Aynı ize basmaktan toprak bile muzdarip Basmakalıp kafanın; hamalları, kollardır. Yaya kalan ifâde vezinde ne de garip Eskiyen ayak değil, eskitilen yollardır.
Akıl hiç mi ıslanmaz, düşünce yağmurunda? Kalem hiç mi banılmaz, edep mürekkebine? Zaman ne yer, ne içer? Olmazsan umurunda Zamâne de bindirir, alaylı(!) merkebine.
Banal gelen sözcük mü, şiirdeki söylem mi? Ayırt etmek gerekir haklı haksız yergiyi. Sence, yerinde saymak etkili bir eylem mi? Veyâhut papağanlık getirir mi ergiyi?
Birazcık düşünmeli ben kimin devamıyım?
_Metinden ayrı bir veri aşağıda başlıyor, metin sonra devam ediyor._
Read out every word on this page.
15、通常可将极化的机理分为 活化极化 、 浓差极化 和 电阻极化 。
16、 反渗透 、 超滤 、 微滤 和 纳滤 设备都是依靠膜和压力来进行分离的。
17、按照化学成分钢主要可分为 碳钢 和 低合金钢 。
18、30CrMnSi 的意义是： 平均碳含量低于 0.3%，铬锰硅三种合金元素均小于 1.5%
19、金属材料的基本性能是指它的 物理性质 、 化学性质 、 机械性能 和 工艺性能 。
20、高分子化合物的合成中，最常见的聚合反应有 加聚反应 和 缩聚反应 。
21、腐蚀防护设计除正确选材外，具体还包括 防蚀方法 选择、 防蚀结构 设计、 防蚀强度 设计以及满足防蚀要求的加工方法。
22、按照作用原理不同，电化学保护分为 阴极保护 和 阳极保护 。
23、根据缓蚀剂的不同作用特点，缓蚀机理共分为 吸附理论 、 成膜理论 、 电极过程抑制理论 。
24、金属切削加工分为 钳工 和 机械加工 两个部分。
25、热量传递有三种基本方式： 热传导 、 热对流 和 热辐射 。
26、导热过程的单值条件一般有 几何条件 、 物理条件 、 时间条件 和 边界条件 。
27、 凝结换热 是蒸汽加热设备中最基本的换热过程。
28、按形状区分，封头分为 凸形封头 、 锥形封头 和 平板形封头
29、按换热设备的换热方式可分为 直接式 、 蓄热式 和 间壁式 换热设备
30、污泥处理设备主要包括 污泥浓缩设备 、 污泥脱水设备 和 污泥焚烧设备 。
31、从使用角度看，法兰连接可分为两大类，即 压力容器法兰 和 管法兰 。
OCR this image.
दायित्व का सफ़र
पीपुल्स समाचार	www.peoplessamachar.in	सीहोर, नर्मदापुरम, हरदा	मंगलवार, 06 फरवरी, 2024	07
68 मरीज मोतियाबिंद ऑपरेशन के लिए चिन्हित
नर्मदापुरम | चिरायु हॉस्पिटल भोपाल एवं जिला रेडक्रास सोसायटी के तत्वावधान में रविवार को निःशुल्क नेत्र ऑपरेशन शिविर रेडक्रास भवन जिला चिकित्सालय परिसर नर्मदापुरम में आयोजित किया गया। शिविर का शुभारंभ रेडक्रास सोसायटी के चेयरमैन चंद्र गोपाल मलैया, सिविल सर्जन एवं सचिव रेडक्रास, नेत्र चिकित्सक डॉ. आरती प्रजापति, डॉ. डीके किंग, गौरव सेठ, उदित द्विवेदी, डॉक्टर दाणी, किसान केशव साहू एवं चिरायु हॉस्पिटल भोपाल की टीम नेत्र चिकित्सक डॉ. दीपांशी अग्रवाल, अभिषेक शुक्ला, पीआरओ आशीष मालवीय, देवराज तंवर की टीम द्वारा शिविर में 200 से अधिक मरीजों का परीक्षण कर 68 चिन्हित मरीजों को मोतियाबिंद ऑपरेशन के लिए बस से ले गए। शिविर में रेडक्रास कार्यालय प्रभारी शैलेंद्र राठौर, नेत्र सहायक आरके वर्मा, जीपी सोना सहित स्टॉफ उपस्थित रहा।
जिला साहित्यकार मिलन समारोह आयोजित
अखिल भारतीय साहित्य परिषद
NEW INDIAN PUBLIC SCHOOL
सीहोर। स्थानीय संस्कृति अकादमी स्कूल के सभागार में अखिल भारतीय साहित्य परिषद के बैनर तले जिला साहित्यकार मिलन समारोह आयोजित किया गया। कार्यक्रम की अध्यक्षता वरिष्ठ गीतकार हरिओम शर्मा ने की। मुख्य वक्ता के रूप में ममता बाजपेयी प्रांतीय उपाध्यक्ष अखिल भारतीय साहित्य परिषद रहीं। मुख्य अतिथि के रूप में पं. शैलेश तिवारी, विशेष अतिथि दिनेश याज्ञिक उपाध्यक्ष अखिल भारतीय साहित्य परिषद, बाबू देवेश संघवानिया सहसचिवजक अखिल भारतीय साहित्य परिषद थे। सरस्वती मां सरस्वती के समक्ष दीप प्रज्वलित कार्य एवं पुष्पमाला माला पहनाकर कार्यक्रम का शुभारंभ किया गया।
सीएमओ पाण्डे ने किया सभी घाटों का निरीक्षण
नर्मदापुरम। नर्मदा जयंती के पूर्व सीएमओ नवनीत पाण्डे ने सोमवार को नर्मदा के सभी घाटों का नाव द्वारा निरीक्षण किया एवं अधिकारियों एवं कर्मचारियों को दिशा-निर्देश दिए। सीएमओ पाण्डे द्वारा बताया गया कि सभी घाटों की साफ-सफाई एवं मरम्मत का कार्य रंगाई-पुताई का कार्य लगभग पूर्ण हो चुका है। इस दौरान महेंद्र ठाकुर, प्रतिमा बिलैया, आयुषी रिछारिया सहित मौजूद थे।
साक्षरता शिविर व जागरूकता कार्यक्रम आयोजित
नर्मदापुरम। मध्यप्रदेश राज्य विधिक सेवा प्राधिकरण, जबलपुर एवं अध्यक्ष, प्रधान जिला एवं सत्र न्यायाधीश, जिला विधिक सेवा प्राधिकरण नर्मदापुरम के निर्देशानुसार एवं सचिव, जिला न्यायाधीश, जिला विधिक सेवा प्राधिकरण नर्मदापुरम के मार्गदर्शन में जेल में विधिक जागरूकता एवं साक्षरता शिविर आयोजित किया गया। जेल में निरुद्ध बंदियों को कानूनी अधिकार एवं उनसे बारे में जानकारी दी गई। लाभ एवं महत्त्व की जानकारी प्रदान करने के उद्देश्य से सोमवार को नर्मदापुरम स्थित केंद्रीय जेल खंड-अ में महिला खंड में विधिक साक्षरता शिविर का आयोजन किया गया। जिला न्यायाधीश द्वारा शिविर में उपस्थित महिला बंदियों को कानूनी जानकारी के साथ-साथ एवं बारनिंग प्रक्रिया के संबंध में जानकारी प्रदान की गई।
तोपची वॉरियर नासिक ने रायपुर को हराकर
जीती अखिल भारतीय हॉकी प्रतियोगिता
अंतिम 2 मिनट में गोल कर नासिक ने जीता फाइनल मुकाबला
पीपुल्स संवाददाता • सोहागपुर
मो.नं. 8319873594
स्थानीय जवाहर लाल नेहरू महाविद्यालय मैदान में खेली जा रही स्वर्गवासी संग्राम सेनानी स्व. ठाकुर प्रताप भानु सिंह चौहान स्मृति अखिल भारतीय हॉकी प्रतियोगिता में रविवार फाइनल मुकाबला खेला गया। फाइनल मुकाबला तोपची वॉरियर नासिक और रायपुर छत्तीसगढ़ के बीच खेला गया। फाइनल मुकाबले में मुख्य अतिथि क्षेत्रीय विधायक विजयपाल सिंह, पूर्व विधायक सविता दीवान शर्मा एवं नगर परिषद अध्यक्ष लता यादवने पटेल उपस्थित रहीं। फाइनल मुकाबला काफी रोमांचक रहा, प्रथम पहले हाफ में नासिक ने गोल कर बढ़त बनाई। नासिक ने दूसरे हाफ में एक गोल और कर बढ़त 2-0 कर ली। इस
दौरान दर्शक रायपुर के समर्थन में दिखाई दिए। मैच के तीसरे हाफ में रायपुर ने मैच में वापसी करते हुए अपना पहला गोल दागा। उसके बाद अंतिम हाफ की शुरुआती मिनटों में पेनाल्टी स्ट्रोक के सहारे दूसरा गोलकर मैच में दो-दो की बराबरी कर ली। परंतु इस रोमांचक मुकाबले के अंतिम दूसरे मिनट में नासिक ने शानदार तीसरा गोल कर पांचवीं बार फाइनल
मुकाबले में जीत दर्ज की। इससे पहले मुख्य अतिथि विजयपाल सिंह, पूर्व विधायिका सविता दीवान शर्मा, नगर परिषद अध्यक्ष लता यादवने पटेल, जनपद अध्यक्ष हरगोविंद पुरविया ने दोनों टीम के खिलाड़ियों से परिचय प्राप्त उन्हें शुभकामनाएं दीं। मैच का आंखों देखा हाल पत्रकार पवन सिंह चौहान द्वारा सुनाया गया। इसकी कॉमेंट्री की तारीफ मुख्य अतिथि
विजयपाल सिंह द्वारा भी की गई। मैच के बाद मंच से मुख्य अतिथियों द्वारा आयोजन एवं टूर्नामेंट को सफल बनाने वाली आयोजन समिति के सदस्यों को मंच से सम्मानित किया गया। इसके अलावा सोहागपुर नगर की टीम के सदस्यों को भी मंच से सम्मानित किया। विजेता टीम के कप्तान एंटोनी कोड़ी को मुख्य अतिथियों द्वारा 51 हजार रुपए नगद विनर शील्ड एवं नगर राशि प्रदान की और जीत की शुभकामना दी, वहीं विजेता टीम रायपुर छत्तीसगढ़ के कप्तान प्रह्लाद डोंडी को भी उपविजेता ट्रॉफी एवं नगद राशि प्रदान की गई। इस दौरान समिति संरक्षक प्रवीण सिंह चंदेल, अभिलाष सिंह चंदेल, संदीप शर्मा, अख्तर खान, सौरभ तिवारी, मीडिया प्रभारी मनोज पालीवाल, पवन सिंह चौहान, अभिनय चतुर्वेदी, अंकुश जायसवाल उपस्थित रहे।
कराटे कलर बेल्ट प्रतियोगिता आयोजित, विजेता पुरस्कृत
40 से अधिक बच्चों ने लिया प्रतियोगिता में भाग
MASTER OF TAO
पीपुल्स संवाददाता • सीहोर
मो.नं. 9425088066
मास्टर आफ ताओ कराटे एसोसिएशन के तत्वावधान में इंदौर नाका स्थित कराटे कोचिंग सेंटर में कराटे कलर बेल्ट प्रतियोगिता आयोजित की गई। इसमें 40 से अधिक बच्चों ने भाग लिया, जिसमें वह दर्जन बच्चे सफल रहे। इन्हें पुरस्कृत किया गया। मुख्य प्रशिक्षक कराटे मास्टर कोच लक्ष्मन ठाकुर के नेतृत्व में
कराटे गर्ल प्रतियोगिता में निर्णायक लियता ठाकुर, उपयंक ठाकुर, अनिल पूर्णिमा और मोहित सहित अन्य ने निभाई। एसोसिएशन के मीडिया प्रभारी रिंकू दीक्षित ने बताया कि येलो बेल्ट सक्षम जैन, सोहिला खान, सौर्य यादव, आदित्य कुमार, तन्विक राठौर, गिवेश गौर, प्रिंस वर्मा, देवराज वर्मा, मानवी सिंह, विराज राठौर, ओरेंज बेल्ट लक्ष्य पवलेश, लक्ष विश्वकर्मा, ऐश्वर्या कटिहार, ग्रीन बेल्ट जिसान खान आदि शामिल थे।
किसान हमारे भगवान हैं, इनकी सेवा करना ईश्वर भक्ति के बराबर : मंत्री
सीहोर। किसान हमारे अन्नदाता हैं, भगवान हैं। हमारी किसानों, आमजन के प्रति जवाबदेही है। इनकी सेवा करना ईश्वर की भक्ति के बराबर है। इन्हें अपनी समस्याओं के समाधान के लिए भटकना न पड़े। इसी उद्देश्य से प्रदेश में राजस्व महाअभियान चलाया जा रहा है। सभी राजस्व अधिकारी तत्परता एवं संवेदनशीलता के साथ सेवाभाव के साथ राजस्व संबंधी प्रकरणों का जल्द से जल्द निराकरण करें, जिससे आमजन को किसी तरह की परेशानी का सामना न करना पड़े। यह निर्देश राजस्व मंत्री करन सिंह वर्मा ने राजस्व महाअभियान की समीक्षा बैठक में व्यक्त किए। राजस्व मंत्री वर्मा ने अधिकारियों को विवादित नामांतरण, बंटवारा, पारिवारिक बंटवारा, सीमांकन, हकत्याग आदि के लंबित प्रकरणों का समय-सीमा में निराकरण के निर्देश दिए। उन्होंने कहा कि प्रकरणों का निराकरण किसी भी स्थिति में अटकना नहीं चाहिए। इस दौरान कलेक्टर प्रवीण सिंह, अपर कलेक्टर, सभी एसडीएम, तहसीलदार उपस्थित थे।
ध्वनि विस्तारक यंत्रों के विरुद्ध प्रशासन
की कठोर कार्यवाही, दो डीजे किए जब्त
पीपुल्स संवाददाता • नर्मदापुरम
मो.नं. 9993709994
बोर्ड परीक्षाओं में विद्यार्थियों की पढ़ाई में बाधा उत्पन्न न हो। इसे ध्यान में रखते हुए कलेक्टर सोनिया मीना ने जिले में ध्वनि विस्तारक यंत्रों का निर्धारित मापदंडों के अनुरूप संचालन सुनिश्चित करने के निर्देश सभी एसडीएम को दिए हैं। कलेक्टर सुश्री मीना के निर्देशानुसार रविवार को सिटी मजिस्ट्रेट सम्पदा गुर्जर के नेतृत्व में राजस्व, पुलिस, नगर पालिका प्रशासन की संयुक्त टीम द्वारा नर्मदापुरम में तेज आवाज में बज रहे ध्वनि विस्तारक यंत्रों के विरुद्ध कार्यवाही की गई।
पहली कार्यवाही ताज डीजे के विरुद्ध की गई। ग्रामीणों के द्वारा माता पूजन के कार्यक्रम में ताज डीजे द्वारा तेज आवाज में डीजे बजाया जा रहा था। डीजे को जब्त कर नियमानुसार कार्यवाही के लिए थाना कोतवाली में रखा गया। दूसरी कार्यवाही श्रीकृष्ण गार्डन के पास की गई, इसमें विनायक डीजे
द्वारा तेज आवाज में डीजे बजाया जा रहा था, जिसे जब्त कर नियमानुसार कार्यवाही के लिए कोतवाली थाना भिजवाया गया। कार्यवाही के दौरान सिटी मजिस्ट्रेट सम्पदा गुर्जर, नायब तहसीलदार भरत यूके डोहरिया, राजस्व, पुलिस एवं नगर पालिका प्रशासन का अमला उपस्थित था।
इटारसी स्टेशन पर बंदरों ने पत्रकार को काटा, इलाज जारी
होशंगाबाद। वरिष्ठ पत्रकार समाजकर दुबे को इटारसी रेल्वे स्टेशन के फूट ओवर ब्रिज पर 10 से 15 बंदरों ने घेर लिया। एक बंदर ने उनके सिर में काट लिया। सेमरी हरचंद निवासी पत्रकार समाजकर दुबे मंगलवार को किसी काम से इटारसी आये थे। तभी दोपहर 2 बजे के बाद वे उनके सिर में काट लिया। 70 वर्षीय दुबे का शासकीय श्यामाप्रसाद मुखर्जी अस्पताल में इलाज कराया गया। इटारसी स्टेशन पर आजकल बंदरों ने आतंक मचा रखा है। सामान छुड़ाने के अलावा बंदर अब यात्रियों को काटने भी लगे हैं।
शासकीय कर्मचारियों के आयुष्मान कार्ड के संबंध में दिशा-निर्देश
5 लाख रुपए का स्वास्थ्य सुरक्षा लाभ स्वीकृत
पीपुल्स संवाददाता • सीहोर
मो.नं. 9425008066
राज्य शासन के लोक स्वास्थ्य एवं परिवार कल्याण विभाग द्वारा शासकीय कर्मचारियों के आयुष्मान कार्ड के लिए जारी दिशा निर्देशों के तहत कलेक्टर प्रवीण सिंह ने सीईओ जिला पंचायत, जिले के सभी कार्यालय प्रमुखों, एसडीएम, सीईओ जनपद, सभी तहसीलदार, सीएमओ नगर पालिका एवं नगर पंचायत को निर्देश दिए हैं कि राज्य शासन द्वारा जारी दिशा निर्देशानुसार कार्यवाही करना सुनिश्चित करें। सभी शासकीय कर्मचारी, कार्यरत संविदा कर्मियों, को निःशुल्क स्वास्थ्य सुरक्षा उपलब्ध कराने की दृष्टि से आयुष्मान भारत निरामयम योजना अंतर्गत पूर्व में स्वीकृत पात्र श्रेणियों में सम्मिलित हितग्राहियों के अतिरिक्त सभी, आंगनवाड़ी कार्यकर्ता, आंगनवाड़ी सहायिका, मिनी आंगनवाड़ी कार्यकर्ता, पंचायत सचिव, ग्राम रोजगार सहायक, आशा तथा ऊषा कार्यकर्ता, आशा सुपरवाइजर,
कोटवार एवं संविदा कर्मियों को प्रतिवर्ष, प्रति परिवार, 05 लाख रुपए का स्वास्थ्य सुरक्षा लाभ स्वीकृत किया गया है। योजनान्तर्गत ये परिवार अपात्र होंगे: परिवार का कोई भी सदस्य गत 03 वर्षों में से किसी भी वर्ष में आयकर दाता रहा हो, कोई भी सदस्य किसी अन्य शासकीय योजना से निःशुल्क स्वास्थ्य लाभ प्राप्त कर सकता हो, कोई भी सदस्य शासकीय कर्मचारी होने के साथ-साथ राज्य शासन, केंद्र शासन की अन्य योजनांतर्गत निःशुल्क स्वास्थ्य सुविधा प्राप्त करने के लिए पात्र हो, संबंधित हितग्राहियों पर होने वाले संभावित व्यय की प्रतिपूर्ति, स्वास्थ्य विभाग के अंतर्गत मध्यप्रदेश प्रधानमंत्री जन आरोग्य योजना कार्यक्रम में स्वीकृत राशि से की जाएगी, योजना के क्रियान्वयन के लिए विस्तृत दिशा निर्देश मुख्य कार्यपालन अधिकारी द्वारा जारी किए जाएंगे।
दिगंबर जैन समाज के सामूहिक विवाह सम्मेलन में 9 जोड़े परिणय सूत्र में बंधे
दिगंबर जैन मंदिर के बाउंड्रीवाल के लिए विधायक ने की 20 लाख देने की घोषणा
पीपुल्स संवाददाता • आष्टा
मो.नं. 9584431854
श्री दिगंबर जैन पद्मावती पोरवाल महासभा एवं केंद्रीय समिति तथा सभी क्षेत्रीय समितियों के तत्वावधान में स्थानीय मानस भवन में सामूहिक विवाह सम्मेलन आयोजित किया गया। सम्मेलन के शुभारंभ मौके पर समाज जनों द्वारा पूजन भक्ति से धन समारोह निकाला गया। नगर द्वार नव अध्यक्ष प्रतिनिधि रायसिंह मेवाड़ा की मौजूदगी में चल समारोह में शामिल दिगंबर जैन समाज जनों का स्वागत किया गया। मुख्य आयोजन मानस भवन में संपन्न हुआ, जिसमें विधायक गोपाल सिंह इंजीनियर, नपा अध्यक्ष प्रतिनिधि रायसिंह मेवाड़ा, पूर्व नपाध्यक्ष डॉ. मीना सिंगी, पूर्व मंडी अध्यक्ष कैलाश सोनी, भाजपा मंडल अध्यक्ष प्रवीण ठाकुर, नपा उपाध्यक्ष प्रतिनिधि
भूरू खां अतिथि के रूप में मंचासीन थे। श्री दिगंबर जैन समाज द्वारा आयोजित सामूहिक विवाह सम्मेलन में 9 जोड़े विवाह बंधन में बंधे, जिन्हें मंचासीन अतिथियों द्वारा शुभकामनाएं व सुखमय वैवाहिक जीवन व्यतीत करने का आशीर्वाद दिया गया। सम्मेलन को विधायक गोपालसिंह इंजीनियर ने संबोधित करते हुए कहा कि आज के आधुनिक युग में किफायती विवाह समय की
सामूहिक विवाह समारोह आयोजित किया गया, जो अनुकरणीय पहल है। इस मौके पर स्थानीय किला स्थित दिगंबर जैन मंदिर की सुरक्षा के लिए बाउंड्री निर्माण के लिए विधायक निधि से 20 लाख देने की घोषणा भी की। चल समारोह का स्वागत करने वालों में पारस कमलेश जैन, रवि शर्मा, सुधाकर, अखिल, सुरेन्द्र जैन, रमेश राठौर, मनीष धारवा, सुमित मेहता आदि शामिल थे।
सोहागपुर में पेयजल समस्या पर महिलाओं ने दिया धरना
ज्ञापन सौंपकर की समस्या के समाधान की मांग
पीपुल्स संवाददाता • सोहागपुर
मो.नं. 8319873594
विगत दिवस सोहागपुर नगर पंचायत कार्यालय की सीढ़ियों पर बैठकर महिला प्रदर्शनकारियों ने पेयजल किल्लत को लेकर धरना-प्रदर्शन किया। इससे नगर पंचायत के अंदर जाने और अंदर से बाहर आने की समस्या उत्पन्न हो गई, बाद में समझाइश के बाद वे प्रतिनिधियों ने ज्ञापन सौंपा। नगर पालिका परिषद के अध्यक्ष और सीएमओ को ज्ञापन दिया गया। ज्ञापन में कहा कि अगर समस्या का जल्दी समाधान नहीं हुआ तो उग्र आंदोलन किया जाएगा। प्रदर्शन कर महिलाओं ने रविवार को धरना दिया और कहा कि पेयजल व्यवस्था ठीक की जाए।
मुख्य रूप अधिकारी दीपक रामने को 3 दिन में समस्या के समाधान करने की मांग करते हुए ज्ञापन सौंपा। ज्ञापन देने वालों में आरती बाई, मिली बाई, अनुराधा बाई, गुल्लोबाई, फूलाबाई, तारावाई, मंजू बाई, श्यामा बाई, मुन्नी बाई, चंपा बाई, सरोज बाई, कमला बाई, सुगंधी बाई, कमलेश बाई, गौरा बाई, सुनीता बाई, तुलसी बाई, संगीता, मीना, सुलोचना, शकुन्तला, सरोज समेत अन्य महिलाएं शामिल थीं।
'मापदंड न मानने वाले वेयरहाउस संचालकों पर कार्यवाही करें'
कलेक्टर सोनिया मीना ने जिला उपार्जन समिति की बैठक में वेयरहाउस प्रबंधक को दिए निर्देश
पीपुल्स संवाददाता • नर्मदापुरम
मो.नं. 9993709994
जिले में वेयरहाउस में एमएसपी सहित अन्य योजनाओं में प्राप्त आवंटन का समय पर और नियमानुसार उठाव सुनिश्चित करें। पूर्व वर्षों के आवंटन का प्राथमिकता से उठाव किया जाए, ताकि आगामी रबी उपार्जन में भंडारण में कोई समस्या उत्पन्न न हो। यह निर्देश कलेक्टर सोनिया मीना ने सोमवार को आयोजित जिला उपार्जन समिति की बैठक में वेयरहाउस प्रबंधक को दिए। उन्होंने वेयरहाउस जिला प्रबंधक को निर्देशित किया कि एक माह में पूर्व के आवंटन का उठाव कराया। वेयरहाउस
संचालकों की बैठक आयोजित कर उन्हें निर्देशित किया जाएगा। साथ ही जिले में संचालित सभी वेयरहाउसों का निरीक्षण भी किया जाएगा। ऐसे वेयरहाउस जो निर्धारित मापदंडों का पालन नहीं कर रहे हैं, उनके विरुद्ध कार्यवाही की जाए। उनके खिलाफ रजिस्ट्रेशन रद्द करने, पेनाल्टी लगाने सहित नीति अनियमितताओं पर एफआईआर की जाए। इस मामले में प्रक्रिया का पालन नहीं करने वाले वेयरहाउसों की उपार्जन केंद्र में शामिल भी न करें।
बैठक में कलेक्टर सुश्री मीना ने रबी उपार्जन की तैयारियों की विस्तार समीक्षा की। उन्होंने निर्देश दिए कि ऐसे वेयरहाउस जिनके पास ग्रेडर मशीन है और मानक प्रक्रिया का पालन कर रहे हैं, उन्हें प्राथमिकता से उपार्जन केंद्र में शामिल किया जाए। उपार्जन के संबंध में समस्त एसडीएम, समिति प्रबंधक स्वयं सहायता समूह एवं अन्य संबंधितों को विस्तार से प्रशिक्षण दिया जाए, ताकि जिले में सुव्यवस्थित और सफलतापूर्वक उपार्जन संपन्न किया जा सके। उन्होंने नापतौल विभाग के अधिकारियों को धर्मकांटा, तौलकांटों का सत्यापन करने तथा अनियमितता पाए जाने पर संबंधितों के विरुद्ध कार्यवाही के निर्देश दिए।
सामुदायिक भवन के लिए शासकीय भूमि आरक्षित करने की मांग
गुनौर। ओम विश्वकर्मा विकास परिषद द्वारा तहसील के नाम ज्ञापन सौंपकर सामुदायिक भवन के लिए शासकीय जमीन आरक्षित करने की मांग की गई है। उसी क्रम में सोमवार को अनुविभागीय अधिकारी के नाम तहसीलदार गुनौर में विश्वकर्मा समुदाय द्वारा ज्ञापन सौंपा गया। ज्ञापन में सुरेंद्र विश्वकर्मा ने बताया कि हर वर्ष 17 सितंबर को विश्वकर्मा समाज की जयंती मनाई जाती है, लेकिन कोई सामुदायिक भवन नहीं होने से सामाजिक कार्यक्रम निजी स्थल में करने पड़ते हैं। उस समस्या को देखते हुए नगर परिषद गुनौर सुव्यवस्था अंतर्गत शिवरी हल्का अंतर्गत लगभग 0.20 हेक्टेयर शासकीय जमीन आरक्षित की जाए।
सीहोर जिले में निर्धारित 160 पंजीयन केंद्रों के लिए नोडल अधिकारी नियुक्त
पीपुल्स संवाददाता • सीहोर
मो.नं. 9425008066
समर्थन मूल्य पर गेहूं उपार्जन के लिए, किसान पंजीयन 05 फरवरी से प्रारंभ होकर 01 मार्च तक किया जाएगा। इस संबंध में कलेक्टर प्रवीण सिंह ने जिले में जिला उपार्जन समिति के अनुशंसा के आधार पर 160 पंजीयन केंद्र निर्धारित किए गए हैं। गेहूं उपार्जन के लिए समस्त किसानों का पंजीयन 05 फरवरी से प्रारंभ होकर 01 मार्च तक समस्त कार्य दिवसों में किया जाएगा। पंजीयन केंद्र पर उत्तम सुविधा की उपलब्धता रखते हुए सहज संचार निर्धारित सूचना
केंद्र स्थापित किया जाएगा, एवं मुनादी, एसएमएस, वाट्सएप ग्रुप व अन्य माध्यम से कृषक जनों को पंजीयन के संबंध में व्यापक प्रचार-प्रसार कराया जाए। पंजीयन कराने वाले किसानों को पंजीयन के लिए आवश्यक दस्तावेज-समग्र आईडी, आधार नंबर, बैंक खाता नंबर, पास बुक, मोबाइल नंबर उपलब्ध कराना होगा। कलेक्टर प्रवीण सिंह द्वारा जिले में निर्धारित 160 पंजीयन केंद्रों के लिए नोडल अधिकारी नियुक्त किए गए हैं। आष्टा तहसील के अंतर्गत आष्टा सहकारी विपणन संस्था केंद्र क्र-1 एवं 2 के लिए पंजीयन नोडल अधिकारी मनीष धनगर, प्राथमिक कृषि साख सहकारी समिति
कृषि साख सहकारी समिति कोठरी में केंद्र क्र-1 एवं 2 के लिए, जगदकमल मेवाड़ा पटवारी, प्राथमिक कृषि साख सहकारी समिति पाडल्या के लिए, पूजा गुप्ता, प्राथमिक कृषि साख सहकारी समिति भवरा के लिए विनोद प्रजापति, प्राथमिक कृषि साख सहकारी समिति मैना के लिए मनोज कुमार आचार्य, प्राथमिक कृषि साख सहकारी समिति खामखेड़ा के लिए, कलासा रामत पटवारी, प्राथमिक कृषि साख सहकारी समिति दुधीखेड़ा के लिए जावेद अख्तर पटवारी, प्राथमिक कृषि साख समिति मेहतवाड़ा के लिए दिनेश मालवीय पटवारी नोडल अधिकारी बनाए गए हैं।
Sahip çıkabildim mi, bu edebî mîrasa? Millî kültürümüze dert miyim, devâ mıyım? Lâyık olabildim mi, düşmeden ihtirâsa?
Okurlarıma değil vicdânımdan sorarım; Kalemin kelâmından gerçekten râzı mısın? O da yetmez, teyîdi bendlerimde ararım Ey gönlümün efkârı; nazmıma, yazı mısın?
(c) Bu şiirin her türlü telif hakkı şairin kendisine ve/veya temsilcilerine aittir. Şiirlerin izin alınmadan kopyalanması ve kullanılması 5846 sayılı Fikir ve Sanat Eserleri Yasasına göre suçtur.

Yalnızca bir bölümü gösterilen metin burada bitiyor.